Remember just one thing: Don’t mention the score
Being the German Comedy Ambassador to the United Kingdom is getting more difficult by the day. Apparently, England are only a few weeks away from winning the World Cup and, despite a bus-load of broken bones, have been speeding on the “Autobahn to glory” for months now.
The excitement is tangible in the comedy clubs up and down the country, where I as German Comedy Ambassador get heckled with evergreens such as 5-1 and Two World Wars and One World Cup on a daily basis. I must admit I don’t understand the latter. I follow football very closely but to my knowledge, the USA have never won a World Cup.
Hosting the tournament is a great honour for the Fatherland but it couldn’t have come at a worse time as Nationalmannschaft, the German team, isn’t what it used to be. German football has been struggling for some time now. In fact, we haven’t won a major international competition for ten years and haven’t even been to final of one for almost four. Would you believe it?
Talking of all those years of hurt, the British media make a big deal of what England fans are allowed to sing in Germany and how well or not songs about 10 bombers or the number of balls of a former head of state sit with the locals. In fact nobody will mind as long as it’s not a Sunday or past 8pm, the times when Germans like a quiet rest.
Let’s be realistic – what are England supporters expected to mention if not the war? I have lived here for the past four years and can’t remember a single programme on telly that featured Germany before 1933 or past 1945. Let me put it this way – if it wasn’t for the BBC I still wouldn’t know how to goose step. I therefore wasn’t surprised in the slightest to hear about plans (later cancelled due to “bad weather”) to open David Beckham’s World Cup party with a fly-past of a Spitfire, a Hurricane and a Lancaster.
With a week to go, hundreds of thousands of England supporters have already bought their Marmite jars and are ready for their trip to the Fatherland to meet the friendly locals and policemen. I heard the other day that Germans are now better liked abroad because of the current economic failure.

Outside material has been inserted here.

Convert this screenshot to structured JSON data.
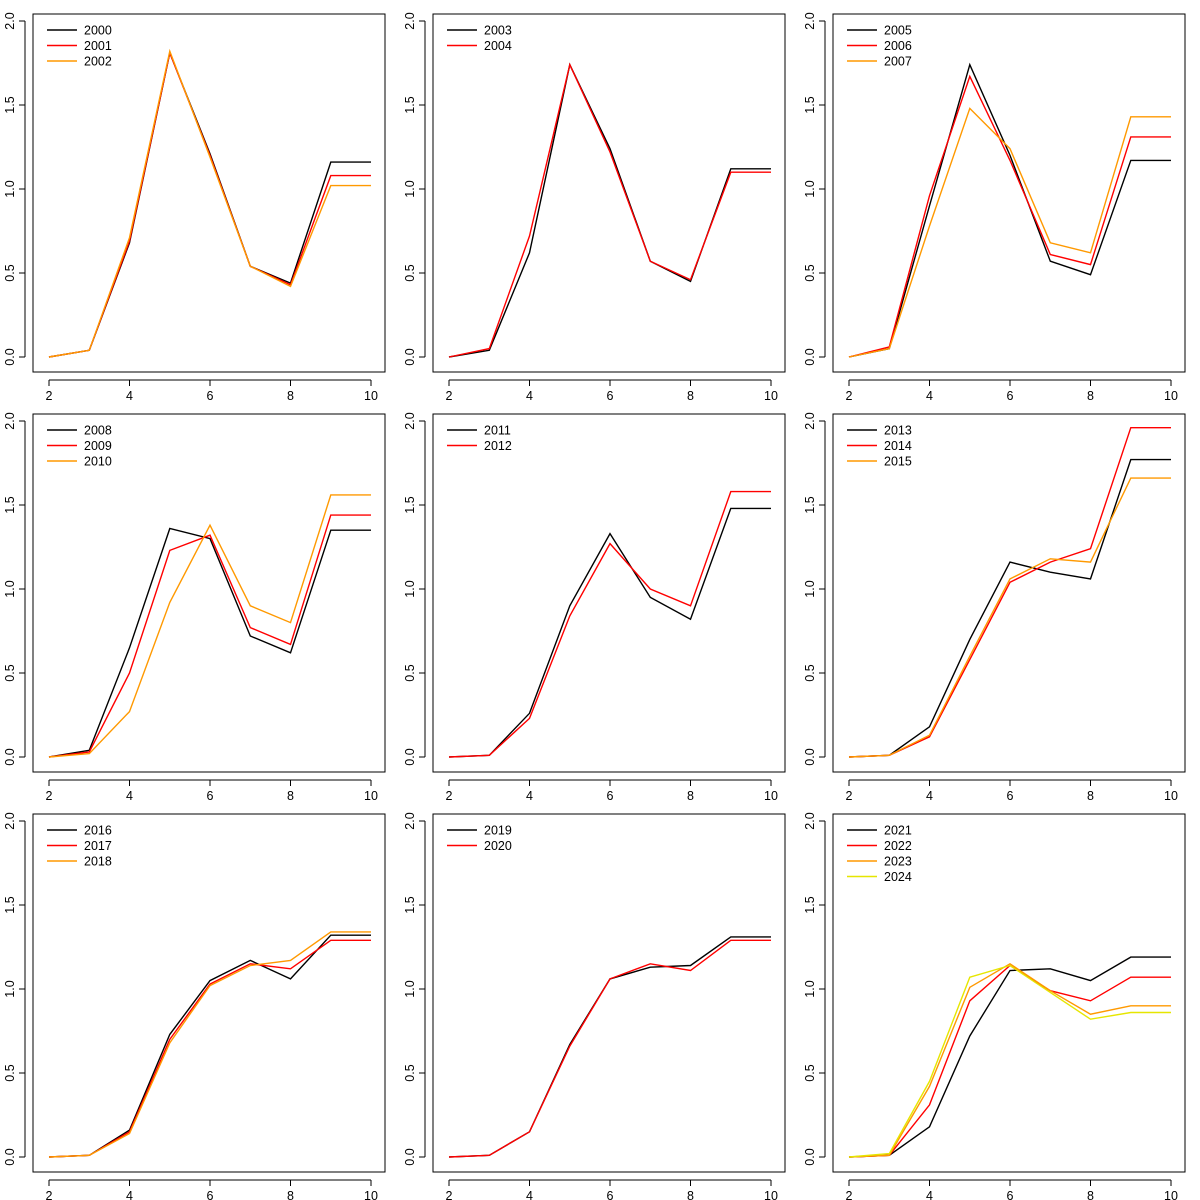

This apparently makes Germans come across as more human. I must admit I preferred the days when we were regarded as clinically efficient super-humans and won the World Cups to back this up.
But the travelling fans could not have wished for a more scenic country to visit. Forget Margate, Rimini and Benidorm – Germany is the most beautiful holiday destination in the world. Hamburg and the sea in the North, Munich and the mountains in the South, the Ruhr valley and its coal mines in the West and Berlin and its former glory in the East. Not that England will make it to Berlin.
On that point, it was good to see the collective relief of Eriksson, the FA and all true England supporters once Wayne Rooney injured his metatarsal. This provides them with the perfect excuse for failure before a single ball has been kicked. To be fair, with or without Rooney, England look to be in good shape. Not good enough to win it but definitely good enough to do another Henman, i.e. getting the whole country excited and then crashing out in the quarter-finals.
And hats off to Sven Goran Eriksson for calling up Theo Walcott. The young Arsenal striker might be the future of international football. Gone are the days when 22 players, all leading players from their respective clubs, came together and fought for their positions. Many a player left with bruised ego after being confined to the bench. Some silent, others vented their anger openly at the manager, team-mates or press. This won’t be the case with Theo Walcott as sitting in the stands is exactly what Arsenal pays him for all year round.
But it’s going to be very interesting to see how England cope with the extra pressure of this being their last ever chance to win the World Cup again. Not because the Irish will invade within the next four years but because FIFA announced that World Cup 2010 will see the introduction of an intelligent ball, which will indicate whether it crossed the line or not. It is a shame that this technology had not yet been invented in 1966. Where was German engineering when we needed it most?
My predictions? I would like to see Michael Ballack parading the World Cup on an open top bus through Brandenburger Tor but will be happy if in a month’s time I’m not worrying about a whole new set of English heckles. But until Germany win again, this will be my reply: “Three World Cups and One World Pope!”
Enjoy the World Cup – Auf geht’s Deutschland!